BRIEF DESCRIPTION OF THE APPENDED DRAWINGS
[0011] FIG. 1A is a schematic diagram illustrating an arrayed LED
module.
[0012] FIG. 1B is a schematic diagram illustrating an imaging
apparatus including the arrayed LED module shown in FIG. 1A.
[0013] FIG. 1C is a brightness distribution of the illumination
region illuminated by the imaging apparatus shown in FIG. 1B.
[0014] FIG. 2A is a schematic diagram illustrating an arrayed LED
module according to a preferred embodiment of the invention.
[0015] FIG. 2B is a cross-section view of the arrayed LED module
shown in FIG. 2A along Y-Y line.
[0016] FIG. 2C is a schematic diagram illustrating an imaging
apparatus including the arrayed LED module shown in FIG. 2A.
[0017] FIG. 2D is a brightness distribution of the illumination
region illuminated by the imaging apparatus shown in FIG. 2C.
[0018] FIG. 3 is a flow chart of the method for diminishing the
dark gap imaged by the arrayed LED chips according to the
invention.
DETAILED DESCRIPTION OF THE INVENTION
[0019] Please refer to FIG. 2A. FIG. 2A is a schematic diagram
illustrating an arrayed LED module 20 according to a preferred
embodiment of the invention.
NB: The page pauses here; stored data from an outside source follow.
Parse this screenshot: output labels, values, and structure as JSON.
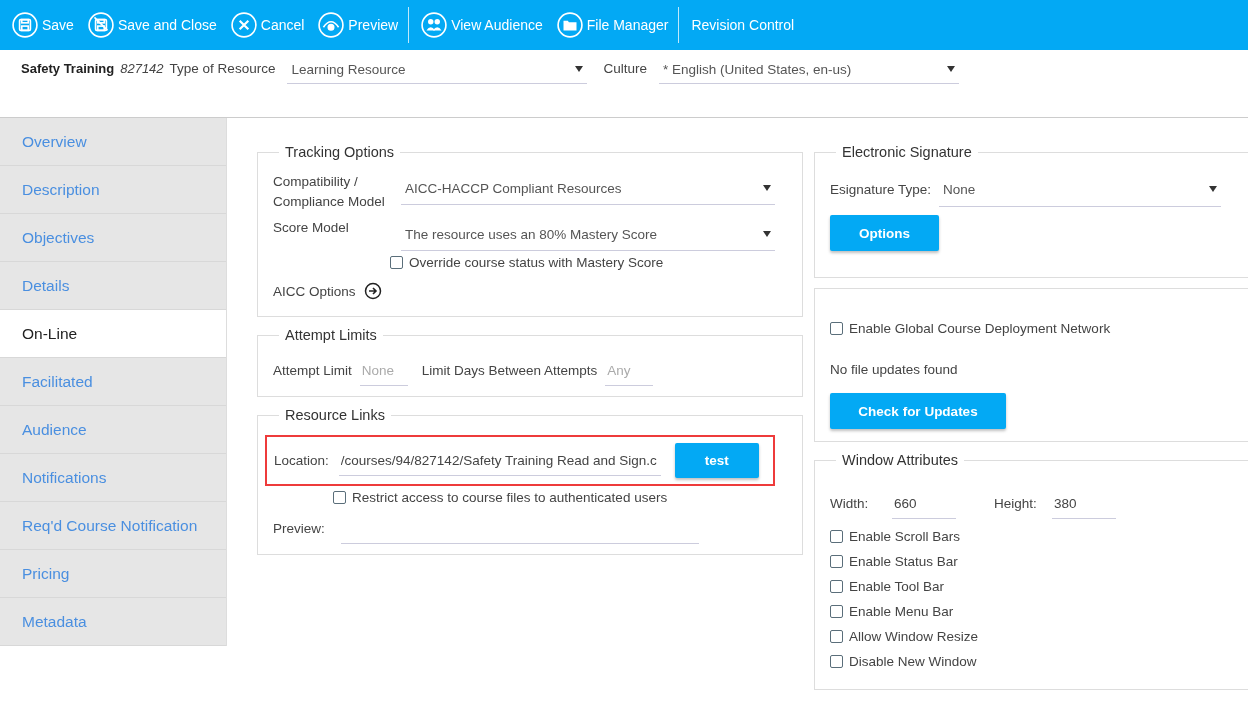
{
  "toolbar": [
    {
      "label": "Save",
      "kind": "save",
      "separator_after": false
    },
    {
      "label": "Save and Close",
      "kind": "save-close",
      "separator_after": false
    },
    {
      "label": "Cancel",
      "kind": "cancel",
      "separator_after": false
    },
    {
      "label": "Preview",
      "kind": "preview",
      "separator_after": true
    },
    {
      "label": "View Audience",
      "kind": "audience",
      "separator_after": false
    },
    {
      "label": "File Manager",
      "kind": "folder",
      "separator_after": true
    },
    {
      "label": "Revision Control",
      "kind": "text",
      "separator_after": false
    }
  ],
  "header": {
    "title": "Safety Training",
    "code": "827142",
    "type_label": "Type of Resource",
    "type_value": "Learning Resource",
    "culture_label": "Culture",
    "culture_value": "* English (United States, en-us)"
  },
  "sidebar": {
    "items": [
      {
        "label": "Overview",
        "selected": false
      },
      {
        "label": "Description",
        "selected": false
      },
      {
        "label": "Objectives",
        "selected": false
      },
      {
        "label": "Details",
        "selected": false
      },
      {
        "label": "On-Line",
        "selected": true
      },
      {
        "label": "Facilitated",
        "selected": false
      },
      {
        "label": "Audience",
        "selected": false
      },
      {
        "label": "Notifications",
        "selected": false
      },
      {
        "label": "Req'd Course Notification",
        "selected": false
      },
      {
        "label": "Pricing",
        "selected": false
      },
      {
        "label": "Metadata",
        "selected": false
      }
    ]
  },
  "tracking_options": {
    "title": "Tracking Options",
    "compat_label": "Compatibility / Compliance Model",
    "compat_value": "AICC-HACCP Compliant Resources",
    "score_label": "Score Model",
    "score_value": "The resource uses an 80% Mastery Score",
    "override": {
      "label": "Override course status with Mastery Score",
      "checked": false
    },
    "aicc_options": "AICC Options"
  },
  "attempt_limits": {
    "title": "Attempt Limits",
    "limit_label": "Attempt Limit",
    "limit_placeholder": "None",
    "days_label": "Limit Days Between Attempts",
    "days_placeholder": "Any"
  },
  "resource_links": {
    "title": "Resource Links",
    "location_label": "Location:",
    "location_value": "/courses/94/827142/Safety Training Read and Sign.c",
    "test_button": "test",
    "highlighted": true,
    "restrict": {
      "label": "Restrict access to course files to authenticated users",
      "checked": false
    },
    "preview_label": "Preview:"
  },
  "electronic_signature": {
    "title": "Electronic Signature",
    "type_label": "Esignature Type:",
    "type_value": "None",
    "options_button": "Options"
  },
  "deployment": {
    "cdn": {
      "label": "Enable Global Course Deployment Network",
      "checked": false
    },
    "status": "No file updates found",
    "check_button": "Check for Updates"
  },
  "window_attributes": {
    "title": "Window Attributes",
    "width_label": "Width:",
    "width_value": "660",
    "height_label": "Height:",
    "height_value": "380",
    "options": [
      {
        "label": "Enable Scroll Bars",
        "checked": false
      },
      {
        "label": "Enable Status Bar",
        "checked": false
      },
      {
        "label": "Enable Tool Bar",
        "checked": false
      },
      {
        "label": "Enable Menu Bar",
        "checked": false
      },
      {
        "label": "Allow Window Resize",
        "checked": false
      },
      {
        "label": "Disable New Window",
        "checked": false
      }
    ]
  }
}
The arrayed LED module 20 includes
multiple LED chips 200 and the light-reflecting member 204.
Multiple gaps 202 exist between the LED chips 200 adjacent to each
other. Each of the light-reflecting members 204 is respectively
disposed in one of the gaps 202. The light-reflecting member 204
can be a triangular prism, a half-column, a half-elliptical column,
or other column body, and preferably is the triangular prism. The
LED chips 200 can be a blue LED, a red LED, a green LED, or a while
LED.
[0020] Please refer to FIG. 2B. FIG. 2B is a cross-section view of
the arrayed LED module 20 shown in FIG. 2A along the Y-Y line. In
this embodiment, the light-reflecting member 204 shown in FIG. 2B
is a triangular prism, and two internal angles .alpha.1, .alpha.2
of the triangular prism can be designed, but not limited to be
larger than or equal to 45 degrees, and preferably are 45 degrees.
As shown in FIG. 2B, the light-reflecting member 204 can reflect
the light emitted from the LED chips 200. The reflected light can
be regarded as the light emitted from the virtual light source VLS.
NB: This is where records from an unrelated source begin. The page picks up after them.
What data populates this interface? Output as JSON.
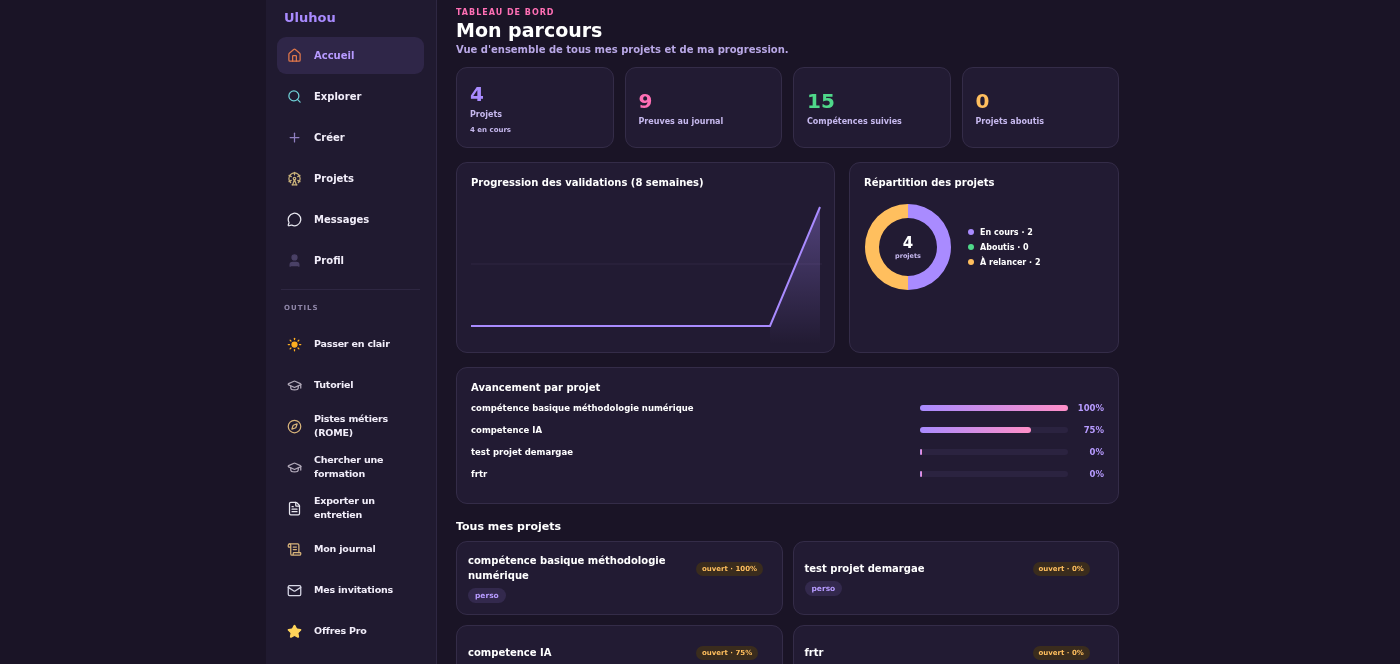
{
  "sidebar": {
    "brand": "Uluhou",
    "nav": [
      {
        "label": "Accueil",
        "selected": true
      },
      {
        "label": "Explorer",
        "selected": false
      },
      {
        "label": "Créer",
        "selected": false
      },
      {
        "label": "Projets",
        "selected": false
      },
      {
        "label": "Messages",
        "selected": false
      },
      {
        "label": "Profil",
        "selected": false
      }
    ],
    "tools_heading": "OUTILS",
    "tools": [
      {
        "label": "Passer en clair"
      },
      {
        "label": "Tutoriel"
      },
      {
        "label": "Pistes métiers (ROME)"
      },
      {
        "label": "Chercher une formation"
      },
      {
        "label": "Exporter un entretien"
      },
      {
        "label": "Mon journal"
      },
      {
        "label": "Mes invitations"
      },
      {
        "label": "Offres Pro"
      }
    ]
  },
  "header": {
    "eyebrow": "TABLEAU DE BORD",
    "title": "Mon parcours",
    "subtitle": "Vue d'ensemble de tous mes projets et de ma progression."
  },
  "stats": [
    {
      "value": "4",
      "label": "Projets",
      "note": "4 en cours",
      "color": "#a98bff"
    },
    {
      "value": "9",
      "label": "Preuves au journal",
      "color": "#ff6fb5"
    },
    {
      "value": "15",
      "label": "Compétences suivies",
      "color": "#4fd88a"
    },
    {
      "value": "0",
      "label": "Projets aboutis",
      "color": "#ffbf5e"
    }
  ],
  "progression": {
    "title": "Progression des validations (8 semaines)"
  },
  "distribution": {
    "title": "Répartition des projets",
    "total": "4",
    "total_label": "projets",
    "separator": "·",
    "legend": [
      {
        "name": "En cours",
        "count": "2",
        "color": "#a98bff"
      },
      {
        "name": "Aboutis",
        "count": "0",
        "color": "#4fd88a"
      },
      {
        "name": "À relancer",
        "count": "2",
        "color": "#ffbf5e"
      }
    ]
  },
  "advancement": {
    "title": "Avancement par projet",
    "rows": [
      {
        "name": "compétence basique méthodologie numérique",
        "level": 1,
        "reading": "100%"
      },
      {
        "name": "competence IA",
        "level": 0.75,
        "reading": "75%"
      },
      {
        "name": "test projet demargae",
        "level": 0,
        "reading": "0%"
      },
      {
        "name": "frtr",
        "level": 0,
        "reading": "0%"
      }
    ]
  },
  "projects": {
    "title": "Tous mes projets",
    "cards": [
      {
        "name": "compétence basique méthodologie numérique",
        "status": "ouvert · 100%",
        "tag": "perso"
      },
      {
        "name": "test projet demargae",
        "status": "ouvert · 0%",
        "tag": "perso"
      },
      {
        "name": "competence IA",
        "status": "ouvert · 75%"
      },
      {
        "name": "frtr",
        "status": "ouvert · 0%"
      }
    ]
  }
}
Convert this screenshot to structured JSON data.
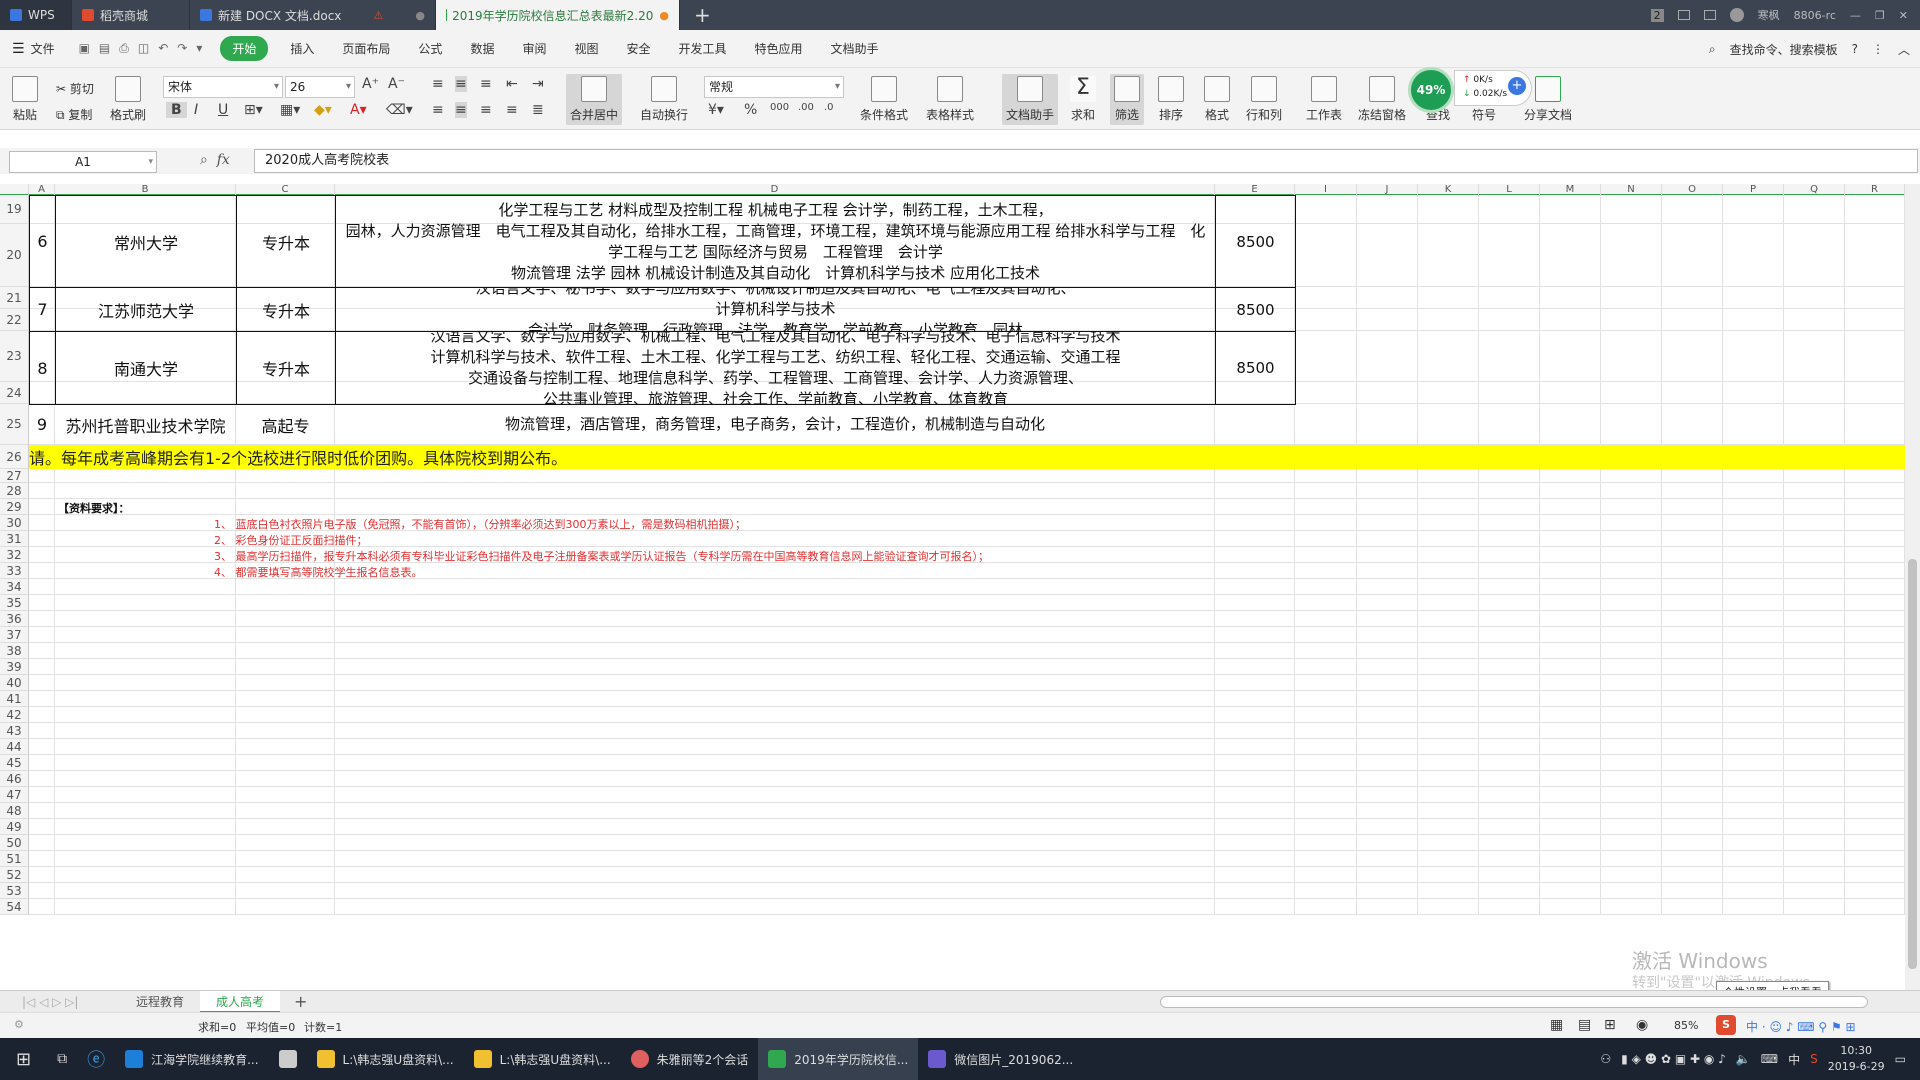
{
  "tabs": [
    {
      "label": "WPS",
      "color": "#3a78e0"
    },
    {
      "label": "稻壳商城",
      "color": "#e04a2f"
    },
    {
      "label": "新建 DOCX 文档.docx",
      "color": "#3a78e0"
    },
    {
      "label": "2019年学历院校信息汇总表最新2.20",
      "color": "#2fa84f"
    }
  ],
  "tab_add": "+",
  "topright": {
    "number": "2",
    "user": "寒枫",
    "account": "8806-rc"
  },
  "menu": {
    "file": "文件",
    "items": [
      "开始",
      "插入",
      "页面布局",
      "公式",
      "数据",
      "审阅",
      "视图",
      "安全",
      "开发工具",
      "特色应用",
      "文档助手"
    ],
    "search": "查找命令、搜索模板"
  },
  "ribbon": {
    "paste": "粘贴",
    "cut": "剪切",
    "copy": "复制",
    "format_painter": "格式刷",
    "font": "宋体",
    "size": "26",
    "merge": "合并居中",
    "wrap": "自动换行",
    "number_format": "常规",
    "cond_format": "条件格式",
    "table_style": "表格样式",
    "doc_assistant": "文档助手",
    "sum": "求和",
    "filter": "筛选",
    "sort": "排序",
    "format": "格式",
    "rowcol": "行和列",
    "sheet": "工作表",
    "freeze": "冻结窗格",
    "find": "查找",
    "symbol": "符号",
    "share": "分享文档"
  },
  "gauge": {
    "percent": "49%",
    "up": "0K/s",
    "down": "0.02K/s"
  },
  "formula_bar": {
    "cell": "A1",
    "content": "2020成人高考院校表"
  },
  "columns": [
    "A",
    "B",
    "C",
    "D",
    "E",
    "I",
    "J",
    "K",
    "L",
    "M",
    "N",
    "O",
    "P",
    "Q",
    "R"
  ],
  "rows": {
    "start": 19,
    "end": 54
  },
  "table": [
    {
      "no": "6",
      "school": "常州大学",
      "level": "专升本",
      "majors": [
        "化学工程与工艺 材料成型及控制工程 机械电子工程 会计学，制药工程，土木工程，",
        "园林，人力资源管理　电气工程及其自动化，给排水工程，工商管理，环境工程，建筑环境与能源应用工程 给排水科学与工程　化学工程与工艺 国际经济与贸易　工程管理　会计学",
        "物流管理 法学 园林 机械设计制造及其自动化　计算机科学与技术 应用化工技术"
      ],
      "fee": "8500"
    },
    {
      "no": "7",
      "school": "江苏师范大学",
      "level": "专升本",
      "majors": [
        "汉语言文学、秘书学、数学与应用数学、机械设计制造及其自动化、电气工程及其自动化、",
        "计算机科学与技术",
        "会计学、财务管理、行政管理、法学、教育学、学前教育、小学教育、园林"
      ],
      "fee": "8500"
    },
    {
      "no": "8",
      "school": "南通大学",
      "level": "专升本",
      "majors": [
        "汉语言文学、数学与应用数学、机械工程、电气工程及其自动化、电子科学与技术、电子信息科学与技术",
        "计算机科学与技术、软件工程、土木工程、化学工程与工艺、纺织工程、轻化工程、交通运输、交通工程",
        "交通设备与控制工程、地理信息科学、药学、工程管理、工商管理、会计学、人力资源管理、",
        "公共事业管理、旅游管理、社会工作、学前教育、小学教育、体育教育"
      ],
      "fee": "8500"
    },
    {
      "no": "9",
      "school": "苏州托普职业技术学院",
      "level": "高起专",
      "majors": [
        "物流管理，酒店管理，商务管理，电子商务，会计，工程造价，机械制造与自动化"
      ],
      "fee": ""
    }
  ],
  "notice": "请。每年成考高峰期会有1-2个选校进行限时低价团购。具体院校到期公布。",
  "requirements": {
    "title": "【资料要求】：",
    "items": [
      "1、 蓝底白色衬衣照片电子版（免冠照，不能有首饰），（分辨率必须达到300万素以上，需是数码相机拍摄）；",
      "2、 彩色身份证正反面扫描件；",
      "3、 最高学历扫描件，报专升本科必须有专科毕业证彩色扫描件及电子注册备案表或学历认证报告（专科学历需在中国高等教育信息网上能验证查询才可报名）；",
      "4、 都需要填写高等院校学生报名信息表。"
    ]
  },
  "watermark": {
    "line1": "激活 Windows",
    "line2": "转到\"设置\"以激活 Windows。"
  },
  "tooltip": "个性设置，点我看看",
  "sheets": [
    "远程教育",
    "成人高考"
  ],
  "status": {
    "sum": "求和=0",
    "avg": "平均值=0",
    "count": "计数=1",
    "zoom": "85%"
  },
  "taskbar": [
    {
      "label": "江海学院继续教育...",
      "color": "#1e7fd8"
    },
    {
      "label": "",
      "color": "#cccccc"
    },
    {
      "label": "L:\\韩志强U盘资料\\...",
      "color": "#f0c030"
    },
    {
      "label": "L:\\韩志强U盘资料\\...",
      "color": "#f0c030"
    },
    {
      "label": "朱雅丽等2个会话",
      "color": "#e06060"
    },
    {
      "label": "2019年学历院校信...",
      "color": "#2fa84f"
    },
    {
      "label": "微信图片_2019062...",
      "color": "#6a5acd"
    }
  ],
  "clock": {
    "time": "10:30",
    "date": "2019-6-29",
    "ime": "中"
  }
}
Accordingly, the dark gap shown on the illumination region is
diminished, so the brightness distribution of the illumination
region becomes uniform.
[0021] Please refer to FIG. 2C. FIG. 2C is a schematic diagram
illustrating an imaging apparatus 2 including the arrayed LED
module 20 shown in FIG. 2A. The imaging apparatus 2 includes the
arrayed LED module 20, the lens 22, and the screen 24. As shown in
FIG. 2C, the light emitted from the LED chips 200 and the light
reflected from the light-reflecting members 204 pass through the
lens 22 to illuminate the illumination region 50 on the screen
24.
[0022] Please refer to FIG. 2C and FIG. 2D. FIG. 2D is a brightness
distribution of the illumination region 50 illuminated by the
imaging apparatus 2 shown in FIG. 2C. Compared with the brightness
distribution (shown in FIG. 1C) of the illumination region 30
illuminated by the traditional imaging apparatus 1 (shown in FIG.
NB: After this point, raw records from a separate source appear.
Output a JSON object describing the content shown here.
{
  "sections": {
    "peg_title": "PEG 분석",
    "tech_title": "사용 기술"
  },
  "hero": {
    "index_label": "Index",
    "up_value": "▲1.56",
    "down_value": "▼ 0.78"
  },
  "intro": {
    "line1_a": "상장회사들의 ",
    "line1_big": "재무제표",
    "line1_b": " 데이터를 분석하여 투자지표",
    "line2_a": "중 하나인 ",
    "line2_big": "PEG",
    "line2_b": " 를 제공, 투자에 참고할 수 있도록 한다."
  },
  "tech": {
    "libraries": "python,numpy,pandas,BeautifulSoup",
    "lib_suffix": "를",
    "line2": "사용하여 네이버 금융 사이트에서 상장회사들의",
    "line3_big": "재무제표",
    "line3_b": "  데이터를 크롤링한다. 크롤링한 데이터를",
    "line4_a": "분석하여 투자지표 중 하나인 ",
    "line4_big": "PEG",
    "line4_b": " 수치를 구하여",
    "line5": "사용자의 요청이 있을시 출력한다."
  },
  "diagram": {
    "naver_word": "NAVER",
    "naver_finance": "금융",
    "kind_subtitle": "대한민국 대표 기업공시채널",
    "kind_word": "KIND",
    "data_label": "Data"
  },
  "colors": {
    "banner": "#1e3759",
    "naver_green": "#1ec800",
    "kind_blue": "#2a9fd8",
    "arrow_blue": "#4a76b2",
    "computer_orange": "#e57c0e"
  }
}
1B), the light reflected from the gap 202 accommodating the
light-reflecting member 204 illuminates the screen 24, and does not
form an dark gap on the illumination region 50. Apparently, the
brightness distribution of the illumination region 50 illuminated
by the imaging apparatus 2 of the invention is more uniform than
the imaging apparatus 1 in the prior art.
[0023] It should be noticed that the light-reflecting member 204
shown in FIG. 2C is only disposed in the gap 202 along X-direction.
Therefore, an apparent dark gap of the illumination region 50 is
imaged by the gap 202 without the light-reflecting member 204 along
Y-direction.
[0024] Please refer to FIG. 3. FIG. 3 is a flow chart of the method
for diminishing the dark gap imaged by the arrayed LED chips
according to the invention. The method includes the following
steps.
[0025] At first, the step S10 is performed to provide the arrayed
LED module 20 including multiple LED chips 200. Multiple gaps 202
exist between the LED chips 200 adjacent to each other, and the
dark gap is imaged from the gap 202 via the lens.
[0026] Afterward, the step S12 is performed to dispose the
light-reflecting members 204 in the gaps 202. The light emitted
from the LED chips 200 can be reflected by the light-reflecting
members 204, so the light-reflecting members 204 can be regarded as
virtual light sources to diminish the dark gap. In detail, the dark
gap shown on the screen 24 is imaged from the gap 202 via the lens
22, and the dark gap causes the non-uniform brightness distribution
of the illumination region 50. If the light-reflecting members 204
are disposed in the gaps 202, the light-reflecting members can be
regarded as virtual light sources in the gaps 202. Alternatively,
it seems that there are light sources disposed in the gaps, so the
apparent dark gap will not be formed on the screen 24.
[0027] Compared with prior art, the imaging apparatus 2 of the
invention utilizes the light-reflecting members 204 disposed in the
gaps 202 to reflect the light emitted from the LED chips 200.
Therefore, the dark gap shown on the illumination region 50 can be
diminished, and furthermore the brightness distribution of the
illumination region 50 becomes uniform.
[0028] With the example and explanations above, the features and
spirits of the invention will be hopefully well described. Those
skilled in the art will readily observe that numerous modifications
and alterations of the device may be made while retaining the
teaching of the invention. Accordingly, the above disclosure should
be construed as limited only by the metes and bounds of the
appended claims.
* * * * *